Crowdsourcing in investigative journalism
13. oktober 2010 17:06
[This is the first of a new GIJN feature on investigative techniques.]
By Nils Mulvad
Crowdsourcing is normally regarded as defined in 2006. Jeff Howe is often credited with the term “crowdsourcing” in a Wired article of June 2006, entitled “The Rise of Crowd sourcing”.
Wikipedia defines it as: “Crowdsourcing is a neologistic compound of Crowd and Outsourcing for the act of taking tasks traditionally performed by an employee or contractor, and outsourcing them to a group of people or community, through an “open call” to a large group of people (a crowd) asking for contributions.”

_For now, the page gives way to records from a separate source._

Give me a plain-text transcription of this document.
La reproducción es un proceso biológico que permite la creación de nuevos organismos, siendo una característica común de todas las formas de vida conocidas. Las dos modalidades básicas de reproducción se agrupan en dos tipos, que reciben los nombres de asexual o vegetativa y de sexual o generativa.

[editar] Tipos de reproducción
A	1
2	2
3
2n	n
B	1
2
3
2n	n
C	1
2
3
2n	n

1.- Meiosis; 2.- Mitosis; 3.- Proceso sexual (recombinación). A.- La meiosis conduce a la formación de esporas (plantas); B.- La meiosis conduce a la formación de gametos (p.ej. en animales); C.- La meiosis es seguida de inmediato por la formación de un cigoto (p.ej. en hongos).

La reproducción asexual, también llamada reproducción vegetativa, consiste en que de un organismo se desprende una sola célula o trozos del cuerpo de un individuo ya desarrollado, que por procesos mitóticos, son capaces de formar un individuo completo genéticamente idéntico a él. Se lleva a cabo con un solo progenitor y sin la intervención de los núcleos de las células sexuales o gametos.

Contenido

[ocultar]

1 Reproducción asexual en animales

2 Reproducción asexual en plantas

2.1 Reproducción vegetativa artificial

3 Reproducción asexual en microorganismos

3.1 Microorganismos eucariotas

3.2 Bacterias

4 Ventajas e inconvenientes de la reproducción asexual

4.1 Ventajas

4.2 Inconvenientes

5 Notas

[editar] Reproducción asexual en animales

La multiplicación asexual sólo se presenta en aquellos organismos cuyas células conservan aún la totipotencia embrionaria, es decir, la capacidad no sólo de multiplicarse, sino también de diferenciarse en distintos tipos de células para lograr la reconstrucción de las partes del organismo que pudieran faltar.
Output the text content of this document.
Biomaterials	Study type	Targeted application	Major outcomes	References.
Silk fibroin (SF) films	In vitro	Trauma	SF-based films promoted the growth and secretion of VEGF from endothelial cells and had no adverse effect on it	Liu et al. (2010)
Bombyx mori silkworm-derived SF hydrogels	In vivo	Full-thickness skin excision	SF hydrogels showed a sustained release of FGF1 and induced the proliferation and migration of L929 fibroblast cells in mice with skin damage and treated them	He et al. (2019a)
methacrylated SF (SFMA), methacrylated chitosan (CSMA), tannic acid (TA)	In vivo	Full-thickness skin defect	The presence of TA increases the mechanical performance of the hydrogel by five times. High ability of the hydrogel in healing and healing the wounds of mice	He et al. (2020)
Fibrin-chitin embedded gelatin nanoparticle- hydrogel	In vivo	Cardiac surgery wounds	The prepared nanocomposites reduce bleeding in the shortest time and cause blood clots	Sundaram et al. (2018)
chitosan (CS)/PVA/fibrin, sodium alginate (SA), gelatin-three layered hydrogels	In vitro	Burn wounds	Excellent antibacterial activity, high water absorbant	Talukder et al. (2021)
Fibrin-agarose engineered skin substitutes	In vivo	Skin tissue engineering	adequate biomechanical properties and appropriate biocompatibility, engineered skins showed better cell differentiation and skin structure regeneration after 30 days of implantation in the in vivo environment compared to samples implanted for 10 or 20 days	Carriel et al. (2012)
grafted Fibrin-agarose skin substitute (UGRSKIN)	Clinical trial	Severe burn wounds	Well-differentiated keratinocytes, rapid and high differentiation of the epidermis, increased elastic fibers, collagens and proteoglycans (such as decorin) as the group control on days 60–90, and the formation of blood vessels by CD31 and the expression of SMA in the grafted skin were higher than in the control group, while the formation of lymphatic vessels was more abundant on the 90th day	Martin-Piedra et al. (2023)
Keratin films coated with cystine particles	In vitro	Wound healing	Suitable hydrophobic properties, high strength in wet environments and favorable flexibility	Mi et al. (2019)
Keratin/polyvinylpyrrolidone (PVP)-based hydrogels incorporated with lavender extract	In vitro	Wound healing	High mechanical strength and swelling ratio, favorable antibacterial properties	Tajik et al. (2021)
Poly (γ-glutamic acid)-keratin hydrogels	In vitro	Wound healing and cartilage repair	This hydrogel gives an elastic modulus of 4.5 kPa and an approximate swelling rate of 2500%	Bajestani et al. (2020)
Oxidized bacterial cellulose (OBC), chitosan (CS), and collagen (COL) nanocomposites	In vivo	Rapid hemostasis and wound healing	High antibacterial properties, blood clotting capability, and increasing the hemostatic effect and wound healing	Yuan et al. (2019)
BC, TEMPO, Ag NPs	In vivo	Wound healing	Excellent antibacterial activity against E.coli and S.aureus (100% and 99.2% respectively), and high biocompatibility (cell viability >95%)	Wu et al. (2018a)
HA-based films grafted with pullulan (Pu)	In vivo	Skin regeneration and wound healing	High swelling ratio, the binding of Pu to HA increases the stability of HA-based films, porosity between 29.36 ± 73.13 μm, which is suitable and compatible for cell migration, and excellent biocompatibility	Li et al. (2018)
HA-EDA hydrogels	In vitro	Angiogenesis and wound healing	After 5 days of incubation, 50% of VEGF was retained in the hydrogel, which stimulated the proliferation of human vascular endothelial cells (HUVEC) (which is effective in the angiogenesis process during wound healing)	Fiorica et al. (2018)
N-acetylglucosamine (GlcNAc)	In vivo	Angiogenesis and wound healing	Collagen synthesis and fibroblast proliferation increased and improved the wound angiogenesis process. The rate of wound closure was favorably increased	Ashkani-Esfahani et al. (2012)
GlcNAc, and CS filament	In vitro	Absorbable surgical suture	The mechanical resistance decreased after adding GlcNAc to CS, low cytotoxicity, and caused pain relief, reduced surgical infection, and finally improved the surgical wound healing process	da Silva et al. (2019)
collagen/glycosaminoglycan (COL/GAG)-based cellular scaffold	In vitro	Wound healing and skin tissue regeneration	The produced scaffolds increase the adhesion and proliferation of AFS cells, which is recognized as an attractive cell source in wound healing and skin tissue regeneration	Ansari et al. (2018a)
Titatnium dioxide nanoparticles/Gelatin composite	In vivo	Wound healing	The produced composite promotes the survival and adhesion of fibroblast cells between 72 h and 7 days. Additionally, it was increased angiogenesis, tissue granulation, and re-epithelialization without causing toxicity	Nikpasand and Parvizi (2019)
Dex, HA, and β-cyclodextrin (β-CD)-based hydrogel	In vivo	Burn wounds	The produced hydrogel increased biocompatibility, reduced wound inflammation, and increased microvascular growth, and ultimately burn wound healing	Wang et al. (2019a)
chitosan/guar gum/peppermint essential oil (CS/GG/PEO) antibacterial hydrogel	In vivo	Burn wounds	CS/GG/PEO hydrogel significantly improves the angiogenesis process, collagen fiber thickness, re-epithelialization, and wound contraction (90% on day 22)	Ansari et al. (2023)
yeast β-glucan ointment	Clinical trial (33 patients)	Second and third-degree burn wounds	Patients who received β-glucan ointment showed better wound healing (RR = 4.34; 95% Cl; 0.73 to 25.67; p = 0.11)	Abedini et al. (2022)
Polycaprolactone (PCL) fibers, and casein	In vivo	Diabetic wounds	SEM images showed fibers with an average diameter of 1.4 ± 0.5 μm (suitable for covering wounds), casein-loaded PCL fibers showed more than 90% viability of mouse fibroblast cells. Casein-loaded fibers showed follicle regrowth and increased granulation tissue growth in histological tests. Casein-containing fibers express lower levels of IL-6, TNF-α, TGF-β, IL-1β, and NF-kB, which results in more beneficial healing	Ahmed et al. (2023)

Poynter has defined crowdsourcing in journalism as: “Crowdsourcing is taking a task traditionally accomplished by a professional journalist and includes outsourcing to a large group through an open call.
Members of the public might be asked to gather information, use their expertise to examine documents, or participate in other ways.”The main task is to get non-specialists to participate in the journalistic process. This can be done to various degrees. You will have a journalist as the project leader and coordinator and then the crowd to perform tasks. There have been several projects done according to this concept, some successful, others not so successful.
Since 2006, we have also seen a big growth in blogging and the use of Facebook to interact more with the readers, normally to have a discussion on methods, and to get comments and tips. It can be difficult to draw a clear line from this broader interaction with the crowd over to traditional crowdsourcing. The rise of this interaction can be seen as building the basic background for later asking the crowd for specific help.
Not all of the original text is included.